Matt has long loved hawker markets in Asia (when we spoke, he was about to fly to Thailand); how they’re fuss-free places that are full of great food, that bring together people from all sorts of backgrounds, who will stop by any day of the week. He wanted to replicate some of that energy with Cutlery Works — but found he was hemmed in by the realities of British weather.
When I ask him how Cambridge Street Collective will vary, vibe-wise, from Cutlery Works, the conversation takes a turn I wasn’t expecting. “Street food has traditionally been a bit ‘white boy with tattoos deep frying things and calling it ethnic’,” he tells me. And indeed, many of the options on offer in food halls are dominated by the same options: loaded fries and fried chicken.
Matt has a new template in mind for Cambridge Street. He says that Sheffield’s huge Asian communities, particularly Chinese and Korean ones, contribute loads to the city. “The Asian community has subtly changed the housing, fashion and food landscape of the city in a way that isn’t often acknowledged,” he says.
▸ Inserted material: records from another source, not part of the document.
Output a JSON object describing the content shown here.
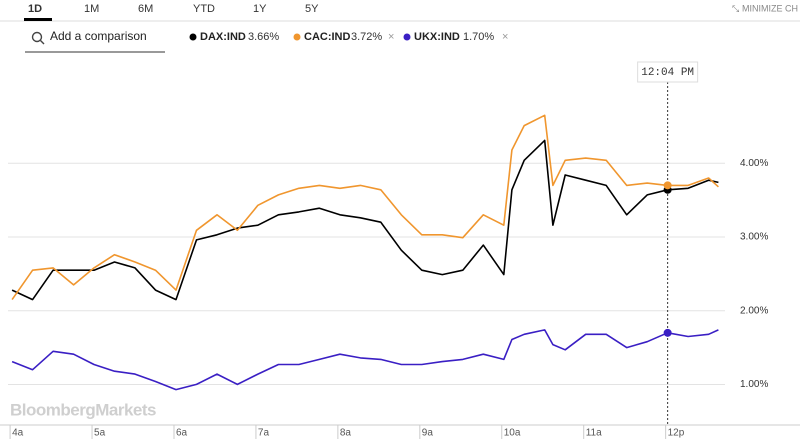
{
  "tabs": [
    "1D",
    "1M",
    "6M",
    "YTD",
    "1Y",
    "5Y"
  ],
  "active_tab": 0,
  "minimize": "MINIMIZE CH",
  "search_placeholder": "Add a comparison",
  "watermark": "BloombergMarkets",
  "chart_data": {
    "type": "line",
    "x": [
      4.0,
      4.25,
      4.5,
      4.75,
      5.0,
      5.25,
      5.5,
      5.75,
      6.0,
      6.25,
      6.5,
      6.75,
      7.0,
      7.25,
      7.5,
      7.75,
      8.0,
      8.25,
      8.5,
      8.75,
      9.0,
      9.25,
      9.5,
      9.75,
      10.0,
      10.1,
      10.25,
      10.5,
      10.6,
      10.75,
      11.0,
      11.25,
      11.5,
      11.75,
      12.0,
      12.25,
      12.5,
      12.62
    ],
    "series": [
      {
        "name": "DAX:IND",
        "legend_label": "3.66%",
        "color": "#000000",
        "values": [
          2.28,
          2.15,
          2.55,
          2.55,
          2.55,
          2.66,
          2.58,
          2.28,
          2.15,
          2.96,
          3.03,
          3.12,
          3.16,
          3.3,
          3.34,
          3.39,
          3.3,
          3.26,
          3.2,
          2.82,
          2.55,
          2.49,
          2.55,
          2.89,
          2.49,
          3.64,
          4.04,
          4.31,
          3.16,
          3.84,
          3.77,
          3.7,
          3.3,
          3.57,
          3.64,
          3.66,
          3.77,
          3.74
        ]
      },
      {
        "name": "CAC:IND",
        "legend_label": "3.72%",
        "color": "#f0962e",
        "values": [
          2.15,
          2.55,
          2.58,
          2.35,
          2.58,
          2.76,
          2.66,
          2.55,
          2.28,
          3.09,
          3.3,
          3.09,
          3.43,
          3.57,
          3.66,
          3.7,
          3.66,
          3.7,
          3.64,
          3.3,
          3.03,
          3.03,
          2.99,
          3.3,
          3.16,
          4.18,
          4.51,
          4.65,
          3.7,
          4.04,
          4.07,
          4.04,
          3.7,
          3.73,
          3.7,
          3.7,
          3.8,
          3.68
        ]
      },
      {
        "name": "UKX:IND",
        "legend_label": "1.70%",
        "color": "#3a1fc4",
        "values": [
          1.31,
          1.2,
          1.45,
          1.41,
          1.27,
          1.18,
          1.14,
          1.04,
          0.93,
          1.0,
          1.14,
          1.0,
          1.14,
          1.27,
          1.27,
          1.34,
          1.41,
          1.36,
          1.34,
          1.27,
          1.27,
          1.31,
          1.34,
          1.41,
          1.34,
          1.61,
          1.68,
          1.74,
          1.54,
          1.47,
          1.68,
          1.68,
          1.5,
          1.58,
          1.7,
          1.65,
          1.68,
          1.74
        ]
      }
    ],
    "xlim": [
      3.95,
      12.7
    ],
    "xticks": [
      {
        "value": 4,
        "label": "4a"
      },
      {
        "value": 5,
        "label": "5a"
      },
      {
        "value": 6,
        "label": "6a"
      },
      {
        "value": 7,
        "label": "7a"
      },
      {
        "value": 8,
        "label": "8a"
      },
      {
        "value": 9,
        "label": "9a"
      },
      {
        "value": 10,
        "label": "10a"
      },
      {
        "value": 11,
        "label": "11a"
      },
      {
        "value": 12,
        "label": "12p"
      }
    ],
    "ylim": [
      0.45,
      5.4
    ],
    "yticks": [
      {
        "value": 1,
        "label": "1.00%"
      },
      {
        "value": 2,
        "label": "2.00%"
      },
      {
        "value": 3,
        "label": "3.00%"
      },
      {
        "value": 4,
        "label": "4.00%"
      }
    ],
    "grid": true,
    "cursor_x": 12.0,
    "cursor_label": "12:04 PM"
  }
}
There are two cities, and they don’t interact with each other. Cambridge Street will be an attempt to bridge that cultural divide. The ground floor will be a traditional food hall, featuring the usual favourites with an additional bakery and a cookery school. The first floor, however, will be Asian-focused, with lower lighting and more of a futuristic, dark ambience. The top floor will be mixed but will feature dishes such as hot pot, which are theatrical and social but often intimidating to the uninitiated.
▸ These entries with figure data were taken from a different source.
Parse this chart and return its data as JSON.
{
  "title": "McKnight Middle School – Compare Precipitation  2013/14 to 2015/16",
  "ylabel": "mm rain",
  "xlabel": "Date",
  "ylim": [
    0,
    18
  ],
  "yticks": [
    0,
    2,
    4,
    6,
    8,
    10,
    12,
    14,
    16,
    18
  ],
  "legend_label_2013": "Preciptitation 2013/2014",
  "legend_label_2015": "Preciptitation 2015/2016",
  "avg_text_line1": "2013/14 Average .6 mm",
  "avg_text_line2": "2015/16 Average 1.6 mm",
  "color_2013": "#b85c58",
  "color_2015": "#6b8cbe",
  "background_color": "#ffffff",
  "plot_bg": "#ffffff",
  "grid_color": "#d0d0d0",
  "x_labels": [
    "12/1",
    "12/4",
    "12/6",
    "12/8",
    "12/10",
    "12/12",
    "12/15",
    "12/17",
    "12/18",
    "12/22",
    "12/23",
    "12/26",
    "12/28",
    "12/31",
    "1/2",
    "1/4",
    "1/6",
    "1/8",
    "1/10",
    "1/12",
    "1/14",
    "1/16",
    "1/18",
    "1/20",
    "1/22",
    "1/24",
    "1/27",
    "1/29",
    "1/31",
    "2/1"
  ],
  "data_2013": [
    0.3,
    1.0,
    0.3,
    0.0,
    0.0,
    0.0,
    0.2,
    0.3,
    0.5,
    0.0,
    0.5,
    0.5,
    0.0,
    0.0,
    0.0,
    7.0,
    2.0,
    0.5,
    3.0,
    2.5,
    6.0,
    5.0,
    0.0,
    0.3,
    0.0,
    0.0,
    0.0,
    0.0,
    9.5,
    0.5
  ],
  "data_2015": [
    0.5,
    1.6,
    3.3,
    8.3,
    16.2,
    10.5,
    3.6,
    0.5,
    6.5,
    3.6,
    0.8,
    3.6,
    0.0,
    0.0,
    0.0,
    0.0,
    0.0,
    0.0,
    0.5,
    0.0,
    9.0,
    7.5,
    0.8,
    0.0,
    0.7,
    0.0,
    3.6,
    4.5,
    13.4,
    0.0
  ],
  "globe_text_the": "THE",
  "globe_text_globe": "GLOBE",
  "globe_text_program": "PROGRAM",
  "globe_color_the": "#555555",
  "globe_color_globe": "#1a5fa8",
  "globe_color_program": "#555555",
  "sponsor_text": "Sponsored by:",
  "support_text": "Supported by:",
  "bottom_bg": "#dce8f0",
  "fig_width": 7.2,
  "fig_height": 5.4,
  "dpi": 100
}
Several traders I spoke to did feel that Sheffield needed to up the diversity of its food offering. While the Moor does brilliant vegan Thai food and Nepalese, among other options, it’s only open for a lunchtime trade, and the dining area is utilitarian at best, not a place you’d meet friends and linger over drinks.
It doesn’t help that in a cash-strapped economy, people are more hesitant to take risks. Danny says price is often dictated by whoever is selling a substantial piece of food. This means the model of trying lots of small plates tends not to work when people are price conscious. “There’s a perception tacos aren’t as filling,” he says. “So you have to compete with the burger.” Holly tells me most of the vegan options are junk food, but she knows from her run with the apps that there’s an appetite out there for healthy vegan mains as well. If she’s tired of seeing the same food at events again and again, she says, surely the punters are too?
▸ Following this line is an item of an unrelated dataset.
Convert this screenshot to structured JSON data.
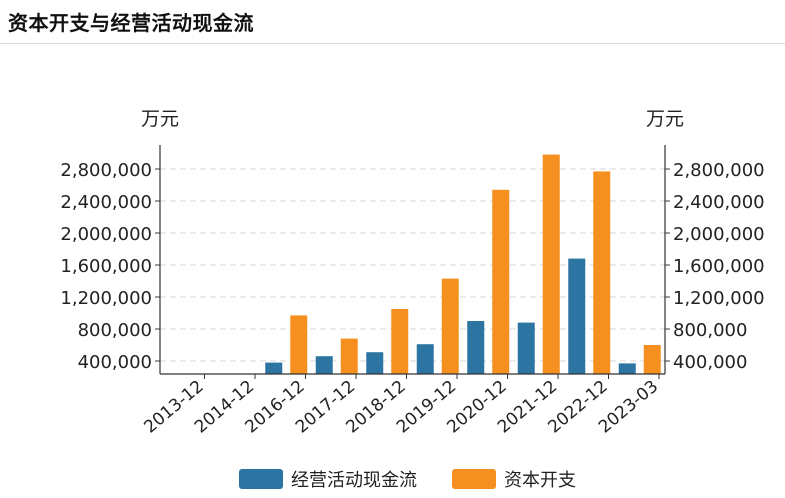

As the cost of living crisis, Covid and Brexit continue to influence the scene, some traders are returning to markets to help stay afloat. Even though Pellizco has seen a brisk trade since it opened, Danny realised he’d need to put together a calendar of markets and street food events to maintain his margins and meet the rising price of energy bills. And, because it’s hard to find someone who knows how to cook everything and drive the van with a trailer, this means he’ll probably be doing them himself. It’s not exactly what he had planned, he says, but it’s the way the industry is. And there’s even a dedicated taco festival taking place in Birmingham later this year, he tells me. “I couldn't really miss that,” he says with a shrug.